It's a very rare beast. Deeply personal, poetic and beautiful piece of cinema made inside the american bubble-gum film industry. It is definitely not intended for immature audience, that thrives on superhero movies or streaming service content (I won't even bother to call it films).
It's one of the most beautiful, impressionistic pieces of modern cinema. It's about family, it's about death, it's about perplexity of one's life, about a desperate attempts to understand it, to control all of it's chaotic and senseless elements, to navigate through this messy labyrinth of life.
I'm amazed at how people who wrote negative reviews don't even think of how intricate a film production is. Especially in States.

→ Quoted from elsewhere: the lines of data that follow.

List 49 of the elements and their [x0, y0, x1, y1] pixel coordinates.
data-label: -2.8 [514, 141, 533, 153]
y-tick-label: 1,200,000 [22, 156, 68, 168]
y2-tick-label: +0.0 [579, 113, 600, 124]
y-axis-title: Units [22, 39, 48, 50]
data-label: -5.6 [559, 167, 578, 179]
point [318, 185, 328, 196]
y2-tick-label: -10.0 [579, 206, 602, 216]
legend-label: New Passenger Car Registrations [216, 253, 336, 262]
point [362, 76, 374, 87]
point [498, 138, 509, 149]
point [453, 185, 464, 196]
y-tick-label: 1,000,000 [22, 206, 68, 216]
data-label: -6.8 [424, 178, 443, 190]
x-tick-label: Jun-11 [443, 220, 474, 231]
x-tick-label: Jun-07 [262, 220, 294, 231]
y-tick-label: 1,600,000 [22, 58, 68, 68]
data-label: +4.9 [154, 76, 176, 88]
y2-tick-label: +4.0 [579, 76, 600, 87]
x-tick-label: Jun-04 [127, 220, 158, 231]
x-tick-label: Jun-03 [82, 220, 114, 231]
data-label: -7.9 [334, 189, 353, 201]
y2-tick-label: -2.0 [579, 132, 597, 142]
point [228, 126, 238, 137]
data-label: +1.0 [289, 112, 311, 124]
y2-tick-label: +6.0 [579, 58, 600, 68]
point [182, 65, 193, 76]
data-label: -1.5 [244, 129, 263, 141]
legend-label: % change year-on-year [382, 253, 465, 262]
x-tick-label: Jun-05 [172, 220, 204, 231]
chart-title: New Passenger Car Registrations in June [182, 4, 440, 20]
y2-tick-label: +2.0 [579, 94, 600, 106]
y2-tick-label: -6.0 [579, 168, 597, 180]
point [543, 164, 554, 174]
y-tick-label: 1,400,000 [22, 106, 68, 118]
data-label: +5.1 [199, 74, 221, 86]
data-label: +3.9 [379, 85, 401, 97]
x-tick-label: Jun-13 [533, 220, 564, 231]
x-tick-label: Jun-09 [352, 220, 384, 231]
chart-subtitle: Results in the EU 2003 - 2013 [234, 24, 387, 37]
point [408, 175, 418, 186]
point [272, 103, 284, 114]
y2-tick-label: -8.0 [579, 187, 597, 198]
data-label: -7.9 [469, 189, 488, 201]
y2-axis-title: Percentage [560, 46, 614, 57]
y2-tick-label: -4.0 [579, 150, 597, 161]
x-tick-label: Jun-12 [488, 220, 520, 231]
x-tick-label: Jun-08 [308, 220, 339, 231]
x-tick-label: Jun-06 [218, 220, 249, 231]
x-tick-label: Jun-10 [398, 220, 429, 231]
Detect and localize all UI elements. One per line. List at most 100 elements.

First of all, it's based on a book. Which was painstakingly written by an author, word by word, sentence by sentence. Then read and re-read by editors and publishers before it was printed. A lot of thought were put into it at the very initial stages of the process.
Then the filmmaking itself. It takes a year out of your life, a year during which you are constantly asking yourself and asked by others - what's is it, why are we doing it, why are we getting out of bed at ungodly hours and driving to the set, why are we working 12 to 14 hour shifts on this? What is it in this story that makes all of us work so hard?

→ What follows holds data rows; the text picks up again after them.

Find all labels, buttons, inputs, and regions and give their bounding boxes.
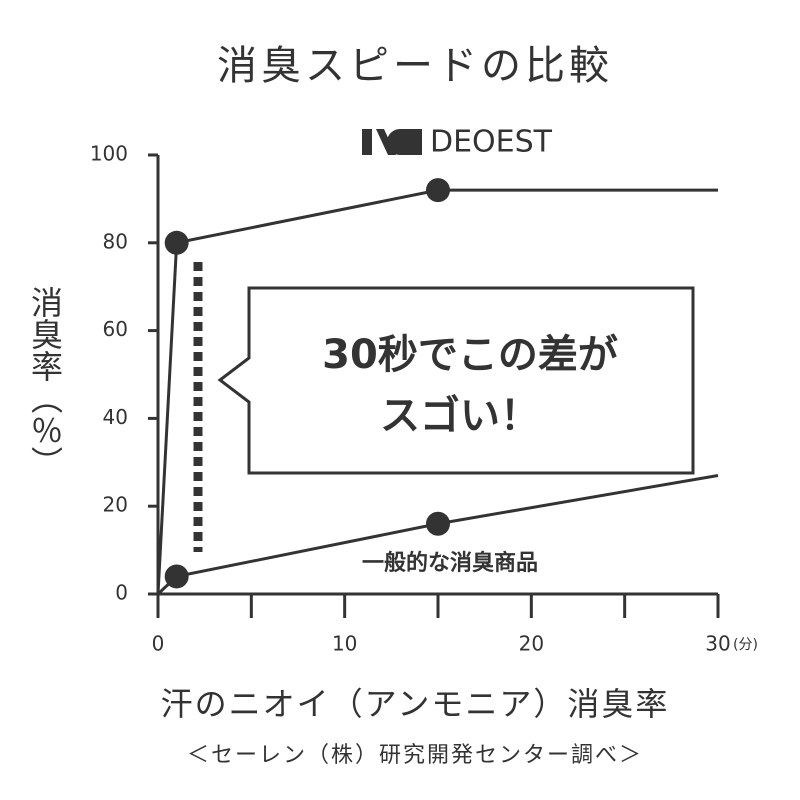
data-point xyxy=(164,564,189,589)
x-tick-label: 30 xyxy=(705,632,730,656)
data-point xyxy=(164,230,189,255)
callout-text: スゴい！ xyxy=(380,393,540,439)
y-tick-label: 20 xyxy=(103,493,128,517)
x-tick-label: 20 xyxy=(519,632,544,656)
series-line xyxy=(156,188,718,595)
y-tick-label: 60 xyxy=(103,317,128,341)
legend-label: DEOEST xyxy=(430,125,553,160)
brand-logo xyxy=(362,129,422,155)
y-tick-label: 80 xyxy=(103,229,128,253)
chart-title: 消臭スピードの比較 xyxy=(217,43,613,89)
y-tick-label: 40 xyxy=(103,405,128,429)
callout-box xyxy=(217,286,695,475)
x-tick-label: 0 xyxy=(152,632,165,656)
series-line xyxy=(156,473,719,596)
x-axis-label: 汗のニオイ（アンモニア）消臭率 xyxy=(161,685,670,723)
y-axis-label: 消臭率（％） xyxy=(26,286,64,478)
y-tick-label: 100 xyxy=(90,142,128,166)
x-unit: (分) xyxy=(733,637,758,653)
data-point xyxy=(426,511,450,536)
legend-label: 一般的な消臭商品 xyxy=(362,550,538,576)
callout-text: 30秒でこの差が xyxy=(322,332,618,378)
data-point xyxy=(426,178,450,203)
source-note: ＜セーレン（株）研究開発センター調べ＞ xyxy=(187,743,643,768)
x-tick-label: 10 xyxy=(332,632,357,656)
y-tick-label: 0 xyxy=(115,581,128,605)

DP's asking the questions, production designer's asking the questions, composer's asking the questions, every actor asking the questions (and not only about 'my motivation'). What is it? Why is it this way? That way? We need to know what it means, otherwise we can't provide right design, light, camera angles, emotions.
Film isn't made at director's whim, just because he never found anything better to do with his life.
There is no such thing as a meaningless film. There are pointless films, but there's always a meaning. The whole machine of film production needs this meaning to work.
This is the work of a true artist and thinker. Brilliant design, camerawork , actors, minimalistic music.
It's a shame that distributors didn't find a right audience for this brilliant piece.
You don't necessarily need to 'get it', but you should at least try to understand it and to feel it.